Tuesday, 13 January 2015

Newmania: Leadership Void


Queenslanders are once again faced with the likelihood that the outcome of the election in Ashgrove may determine who the Premier of Queensland will be for the next three years. Ashgrove, held by Premier Campbell Newman with a moderate margin of 5.7%, has the choice of re-electing the unpopular leader, or returning to Labor’s Kate Jones, who held the seat prior to 2012.

While the contest is a rematch between Newman and Jones, the battleground is very different to the one we saw three years ago. Back then, Newman was leading the LNP from outside the parliament, where the LNP were the Opposition. Newman was largely an unknown quantity outside of Brisbane, where he had served as Lord Mayor with a high public profile, although had never served in the state parliament.

The wave of change that blasted Newman into power has receded. Again, he has two opponents, Kate Jones and Opposition Leader Annastacia Palaszczuk, plus now, a record as Premier to protect and a government to lead to victory. Recent polling has Newman trailing Jones by enough to see the seat turn red again, which would see the Premier unseated and out of parliament. While you can lead a party without being a sitting MP, you cannot be Premier. So who would lead Queensland?

It’s a question that the LNP seem unable or unwilling to answer. When pressed this morning by 4BC’s Pat Condren, Treasurer Tim Nicholls denied that the scenario where Newman loses Ashgrove but the LNP retains government is possible.
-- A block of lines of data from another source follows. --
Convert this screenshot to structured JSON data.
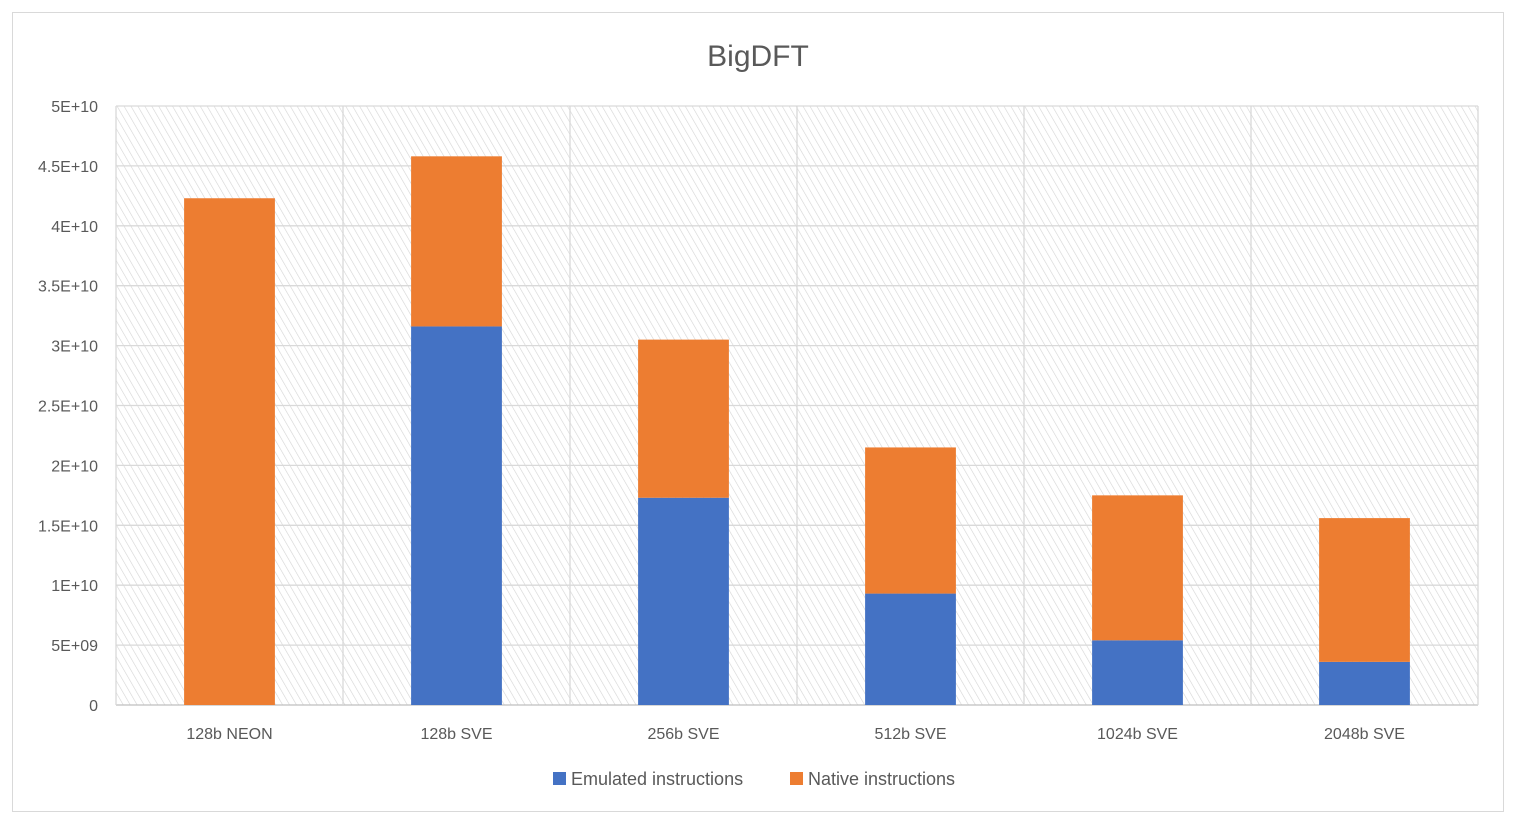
{
  "chart_data": {
    "type": "bar",
    "stacked": true,
    "title": "BigDFT",
    "xlabel": "",
    "ylabel": "",
    "categories": [
      "128b NEON",
      "128b SVE",
      "256b SVE",
      "512b SVE",
      "1024b SVE",
      "2048b SVE"
    ],
    "series": [
      {
        "name": "Emulated instructions",
        "color": "#4472c4",
        "values": [
          0,
          31600000000,
          17300000000,
          9300000000,
          5400000000,
          3600000000
        ]
      },
      {
        "name": "Native instructions",
        "color": "#ed7d31",
        "values": [
          42300000000,
          14200000000,
          13200000000,
          12200000000,
          12100000000,
          12000000000
        ]
      }
    ],
    "ylim": [
      0,
      50000000000
    ],
    "yticks": [
      0,
      5000000000,
      10000000000,
      15000000000,
      20000000000,
      25000000000,
      30000000000,
      35000000000,
      40000000000,
      45000000000,
      50000000000
    ],
    "ytick_labels": [
      "0",
      "5E+09",
      "1E+10",
      "1.5E+10",
      "2E+10",
      "2.5E+10",
      "3E+10",
      "3.5E+10",
      "4E+10",
      "4.5E+10",
      "5E+10"
    ],
    "grid": true,
    "legend_position": "bottom"
  }
}
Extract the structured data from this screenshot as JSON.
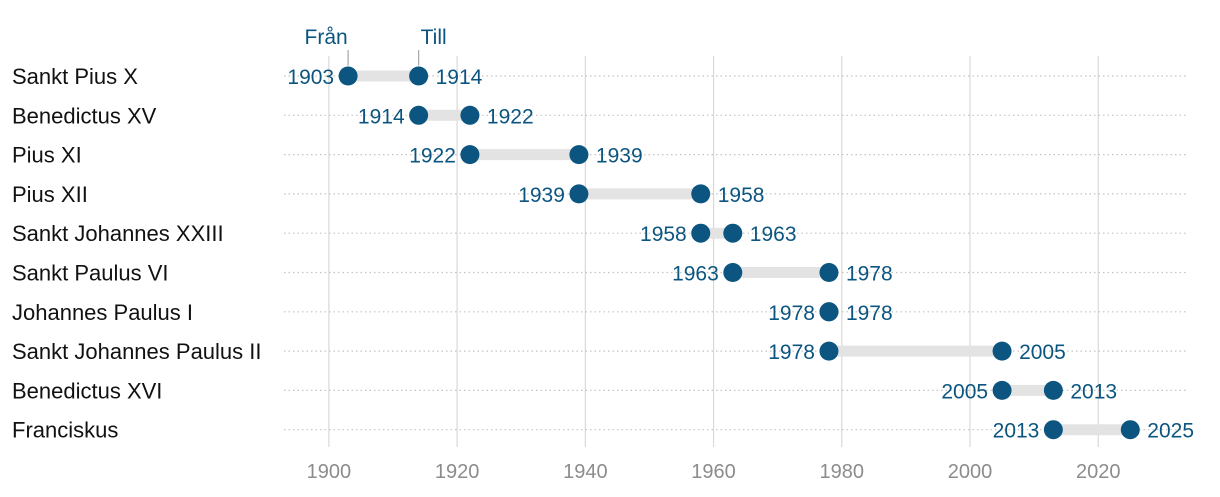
{
  "chart_data": {
    "type": "dumbbell",
    "title": "",
    "xlabel": "",
    "ylabel": "",
    "xlim": [
      1893,
      2034
    ],
    "x_ticks": [
      1900,
      1920,
      1940,
      1960,
      1980,
      2000,
      2020
    ],
    "x_tick_labels": [
      "1900",
      "1920",
      "1940",
      "1960",
      "1980",
      "2000",
      "2020"
    ],
    "legend": {
      "start_label": "Från",
      "end_label": "Till"
    },
    "colors": {
      "point": "#0c5580",
      "bar": "#e3e3e3",
      "grid": "#d9d9d9",
      "row_line": "#c4c4c4"
    },
    "rows": [
      {
        "name": "Sankt Pius X",
        "start": 1903,
        "end": 1914,
        "start_label": "1903",
        "end_label": "1914"
      },
      {
        "name": "Benedictus XV",
        "start": 1914,
        "end": 1922,
        "start_label": "1914",
        "end_label": "1922"
      },
      {
        "name": "Pius XI",
        "start": 1922,
        "end": 1939,
        "start_label": "1922",
        "end_label": "1939"
      },
      {
        "name": "Pius XII",
        "start": 1939,
        "end": 1958,
        "start_label": "1939",
        "end_label": "1958"
      },
      {
        "name": "Sankt Johannes XXIII",
        "start": 1958,
        "end": 1963,
        "start_label": "1958",
        "end_label": "1963"
      },
      {
        "name": "Sankt Paulus VI",
        "start": 1963,
        "end": 1978,
        "start_label": "1963",
        "end_label": "1978"
      },
      {
        "name": "Johannes Paulus I",
        "start": 1978,
        "end": 1978,
        "start_label": "1978",
        "end_label": "1978"
      },
      {
        "name": "Sankt Johannes Paulus II",
        "start": 1978,
        "end": 2005,
        "start_label": "1978",
        "end_label": "2005"
      },
      {
        "name": "Benedictus XVI",
        "start": 2005,
        "end": 2013,
        "start_label": "2005",
        "end_label": "2013"
      },
      {
        "name": "Franciskus",
        "start": 2013,
        "end": 2025,
        "start_label": "2013",
        "end_label": "2025"
      }
    ]
  }
}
Mathematically, it’s not impossible, and a Treasurer making ridiculous claims mathematical assumptions is becoming too common in Australia. That's another story.

In fact, it’s a statistical probability based on recent polling that the statewide swing away from the LNP will fall somewhere between the 5.7% buffer that Newman holds in Ashgrove, and the 11.5% swing needed to remove the LNP from power. The ABC’s Election Analyst Antony Green will remind us more than a few times between now and the election that swings are never uniform. Still, for the sake of argument, the 5.8% difference between the Ashgrove margin and the required statewide swing is the very scenario where Labor take Ashgrove yet remains in opposition.
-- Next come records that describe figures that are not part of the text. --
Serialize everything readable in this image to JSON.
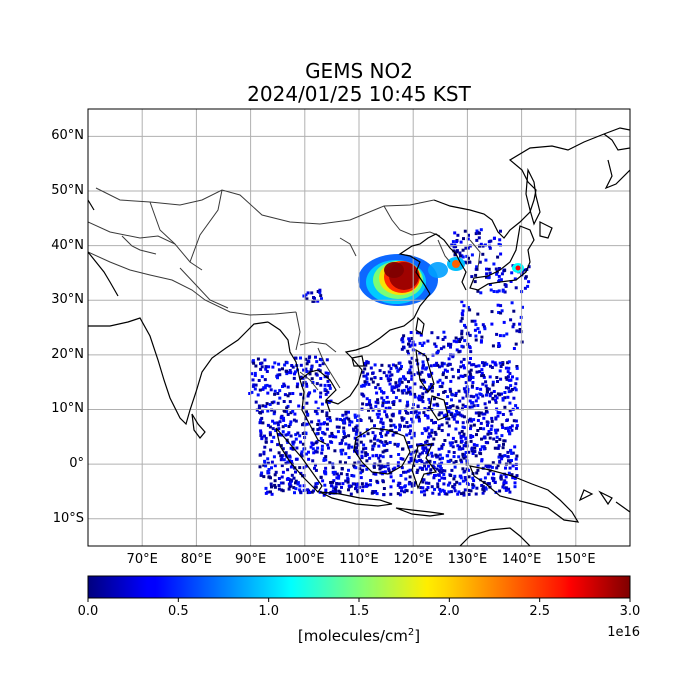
{
  "title": {
    "line1": "GEMS NO2",
    "line2": "2024/01/25 10:45 KST"
  },
  "map": {
    "extent": {
      "lon_min": 60,
      "lon_max": 160,
      "lat_min": -15,
      "lat_max": 65
    },
    "grid": true,
    "lat_ticks": [
      {
        "value": 60,
        "label": "60°N"
      },
      {
        "value": 50,
        "label": "50°N"
      },
      {
        "value": 40,
        "label": "40°N"
      },
      {
        "value": 30,
        "label": "30°N"
      },
      {
        "value": 20,
        "label": "20°N"
      },
      {
        "value": 10,
        "label": "10°N"
      },
      {
        "value": 0,
        "label": "0°"
      },
      {
        "value": -10,
        "label": "10°S"
      }
    ],
    "lon_ticks": [
      {
        "value": 70,
        "label": "70°E"
      },
      {
        "value": 80,
        "label": "80°E"
      },
      {
        "value": 90,
        "label": "90°E"
      },
      {
        "value": 100,
        "label": "100°E"
      },
      {
        "value": 110,
        "label": "110°E"
      },
      {
        "value": 120,
        "label": "120°E"
      },
      {
        "value": 130,
        "label": "130°E"
      },
      {
        "value": 140,
        "label": "140°E"
      },
      {
        "value": 150,
        "label": "150°E"
      }
    ],
    "colors": {
      "coastline": "#000000",
      "borders": "#3a3a3a",
      "gridlines": "#b0b0b0"
    }
  },
  "colorbar": {
    "colormap": "jet",
    "min": 0.0,
    "max": 3.0,
    "ticks": [
      "0.0",
      "0.5",
      "1.0",
      "1.5",
      "2.0",
      "2.5",
      "3.0"
    ],
    "unit_text": "[molecules/cm",
    "unit_sup": "2",
    "unit_close": "]",
    "exponent": "1e16"
  }
}
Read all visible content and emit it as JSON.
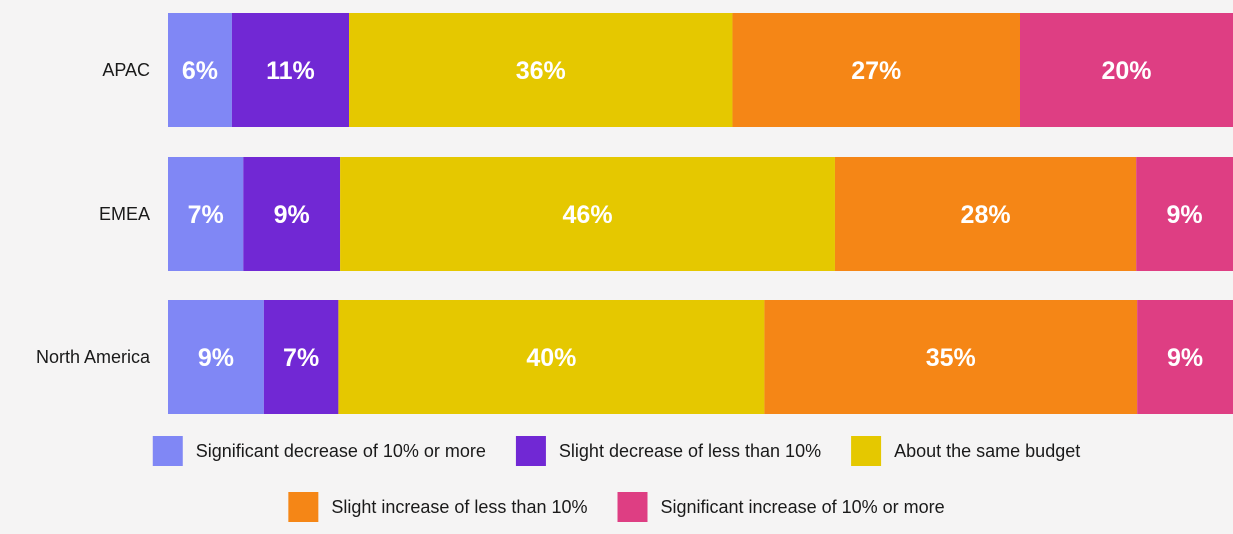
{
  "chart_data": {
    "type": "bar",
    "orientation": "horizontal",
    "stacked": true,
    "categories": [
      "APAC",
      "EMEA",
      "North America"
    ],
    "series": [
      {
        "name": "Significant decrease of 10% or more",
        "color": "#8087f5",
        "values": [
          6,
          7,
          9
        ]
      },
      {
        "name": "Slight decrease of less than 10%",
        "color": "#7128d4",
        "values": [
          11,
          9,
          7
        ]
      },
      {
        "name": "About the same budget",
        "color": "#e5c800",
        "values": [
          36,
          46,
          40
        ]
      },
      {
        "name": "Slight increase of less than 10%",
        "color": "#f58616",
        "values": [
          27,
          28,
          35
        ]
      },
      {
        "name": "Significant increase of 10% or more",
        "color": "#de3e83",
        "values": [
          20,
          9,
          9
        ]
      }
    ],
    "data_labels": [
      [
        "6%",
        "11%",
        "36%",
        "27%",
        "20%"
      ],
      [
        "7%",
        "9%",
        "46%",
        "28%",
        "9%"
      ],
      [
        "9%",
        "7%",
        "40%",
        "35%",
        "9%"
      ]
    ],
    "title": "",
    "xlabel": "",
    "ylabel": "",
    "grid": false,
    "legend_position": "bottom"
  }
}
When pushed further by Mr Condren this morning on whether he was contemplating a future as the next Premier of Queensland, Treasurer Tim Nicholls assured us that “We (the LNP) have a plan.”
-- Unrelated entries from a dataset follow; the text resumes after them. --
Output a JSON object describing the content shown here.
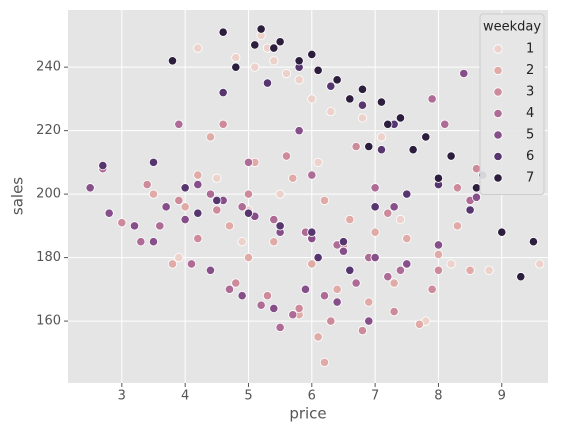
{
  "chart_data": {
    "type": "scatter",
    "xlabel": "price",
    "ylabel": "sales",
    "xlim": [
      2.15,
      9.73
    ],
    "ylim": [
      140.5,
      258
    ],
    "xticks": [
      3,
      4,
      5,
      6,
      7,
      8,
      9
    ],
    "yticks": [
      160,
      180,
      200,
      220,
      240
    ],
    "grid": true,
    "legend_title": "weekday",
    "legend_position": "upper right",
    "series": [
      {
        "name": "1",
        "color": "#edd1cb",
        "x": [
          5.2,
          5.4,
          5.6,
          5.3,
          5.8,
          6.0,
          4.2,
          4.8,
          5.1,
          6.3,
          6.8,
          7.1,
          4.5,
          5.0,
          5.9,
          6.5,
          7.4,
          8.2,
          8.8,
          9.6,
          6.1,
          5.5,
          4.9,
          3.9,
          7.8
        ],
        "values": [
          250,
          242,
          238,
          246,
          236,
          230,
          246,
          243,
          240,
          226,
          224,
          218,
          205,
          195,
          188,
          182,
          192,
          178,
          176,
          178,
          210,
          200,
          185,
          180,
          160
        ]
      },
      {
        "name": "2",
        "color": "#e0aaa7",
        "x": [
          4.4,
          5.1,
          5.7,
          6.2,
          6.6,
          7.0,
          7.5,
          8.0,
          8.5,
          3.5,
          4.0,
          4.7,
          5.4,
          6.0,
          6.4,
          6.9,
          7.3,
          5.8,
          6.2,
          4.2,
          5.0,
          7.7,
          8.3,
          3.8,
          6.1
        ],
        "values": [
          218,
          210,
          205,
          198,
          192,
          188,
          186,
          181,
          176,
          200,
          196,
          190,
          185,
          178,
          170,
          166,
          172,
          162,
          147,
          206,
          180,
          159,
          190,
          178,
          155
        ]
      },
      {
        "name": "3",
        "color": "#cc8a9b",
        "x": [
          3.4,
          3.9,
          4.5,
          5.0,
          5.5,
          6.0,
          6.5,
          7.0,
          7.5,
          8.0,
          8.6,
          4.2,
          4.8,
          5.3,
          5.8,
          6.3,
          6.8,
          7.3,
          7.9,
          3.0,
          5.6,
          6.7,
          4.6,
          7.2,
          8.3
        ],
        "values": [
          203,
          198,
          195,
          200,
          190,
          186,
          184,
          180,
          178,
          176,
          208,
          186,
          172,
          168,
          164,
          160,
          157,
          163,
          170,
          191,
          212,
          215,
          222,
          194,
          202
        ]
      },
      {
        "name": "4",
        "color": "#ad6b96",
        "x": [
          2.7,
          3.3,
          3.9,
          4.4,
          4.9,
          5.4,
          5.9,
          6.4,
          6.9,
          7.4,
          7.9,
          8.5,
          4.1,
          4.7,
          5.2,
          5.7,
          6.2,
          6.7,
          7.2,
          3.6,
          5.0,
          6.0,
          7.0,
          8.1,
          5.5
        ],
        "values": [
          208,
          185,
          222,
          200,
          196,
          192,
          188,
          184,
          180,
          176,
          230,
          198,
          178,
          170,
          165,
          162,
          168,
          172,
          174,
          190,
          210,
          206,
          202,
          222,
          158
        ]
      },
      {
        "name": "5",
        "color": "#864f8a",
        "x": [
          2.5,
          2.8,
          3.2,
          3.7,
          4.2,
          4.6,
          5.1,
          5.5,
          6.0,
          6.5,
          7.0,
          7.5,
          8.0,
          8.6,
          4.4,
          4.9,
          5.4,
          5.9,
          6.4,
          6.9,
          3.5,
          4.0,
          5.8,
          7.3,
          8.4
        ],
        "values": [
          202,
          194,
          190,
          196,
          203,
          198,
          193,
          188,
          186,
          182,
          180,
          178,
          184,
          199,
          176,
          168,
          164,
          170,
          166,
          160,
          185,
          192,
          220,
          196,
          238
        ]
      },
      {
        "name": "6",
        "color": "#573670",
        "x": [
          2.7,
          3.5,
          4.0,
          4.5,
          5.0,
          5.5,
          6.0,
          6.5,
          7.0,
          7.5,
          8.0,
          8.5,
          9.0,
          5.3,
          5.8,
          6.3,
          6.8,
          7.3,
          7.8,
          4.6,
          6.1,
          6.6,
          7.1,
          4.2,
          8.7
        ],
        "values": [
          209,
          210,
          202,
          198,
          194,
          190,
          188,
          185,
          196,
          200,
          203,
          195,
          188,
          235,
          240,
          234,
          228,
          222,
          218,
          232,
          180,
          176,
          214,
          194,
          206
        ]
      },
      {
        "name": "7",
        "color": "#2d1e3e",
        "x": [
          3.8,
          4.6,
          5.2,
          5.5,
          5.8,
          6.1,
          6.4,
          6.8,
          7.1,
          7.4,
          7.8,
          8.2,
          8.6,
          9.0,
          9.3,
          9.5,
          4.8,
          5.4,
          6.0,
          6.6,
          7.2,
          7.6,
          8.0,
          5.1,
          6.9
        ],
        "values": [
          242,
          251,
          252,
          248,
          242,
          239,
          236,
          233,
          229,
          224,
          218,
          212,
          202,
          188,
          174,
          185,
          240,
          246,
          244,
          230,
          222,
          214,
          205,
          247,
          215
        ]
      }
    ]
  }
}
It’s a plan they’re not willing to share with voters, and probably won’t until they need to implement their secret plan.

It’s a simple equation. Either Newman wins Ashgrove, or he doesn’t. If he doesn’t, he could conceivably ask a sitting LNP member to resign, forcing a by-election. Assuming he wins the by-election, he could then challenge for the leadership of the LNP and regain the position of Premier of Queensland.

There are plenty of questions remaining though: if Newman does lose in Ashgrove, and decides to tap another LNP member on the shoulder, who would it be? Whose is dispensible, but with a seat that is safely in the LNP’s hands? The worst possible outcome for the LNP would be if Newman did force a by-election, and then lost it.

The LNP must have a plan, and probably more than one, for various possible scenarios should Newman lose Ashgrove. If they are planning to force a by-election, who will act as LNP Leader and official state Premier in the lead-up to the by-election? What would happen if the interim leader (who would need to be officially sworn in and form government) takes a liking to the title, or a dislike to Campbell Newman, and has the numbers to win a spill against Newman?

This is sticky territory for the LNP, particularly given the leadership history of some of the current LNP front bench.

Does the uncertainty around LNP leadership make undecided voters more or less likely to gamble with another term of LNP government? Would knowing what the LNP’s secret plan is make Ashgrove voters more or less likely to vote for Newman?

And if, for whatever reason, Campbell Newman is not the Premier of Queensland after January 31, who are the frontrunners?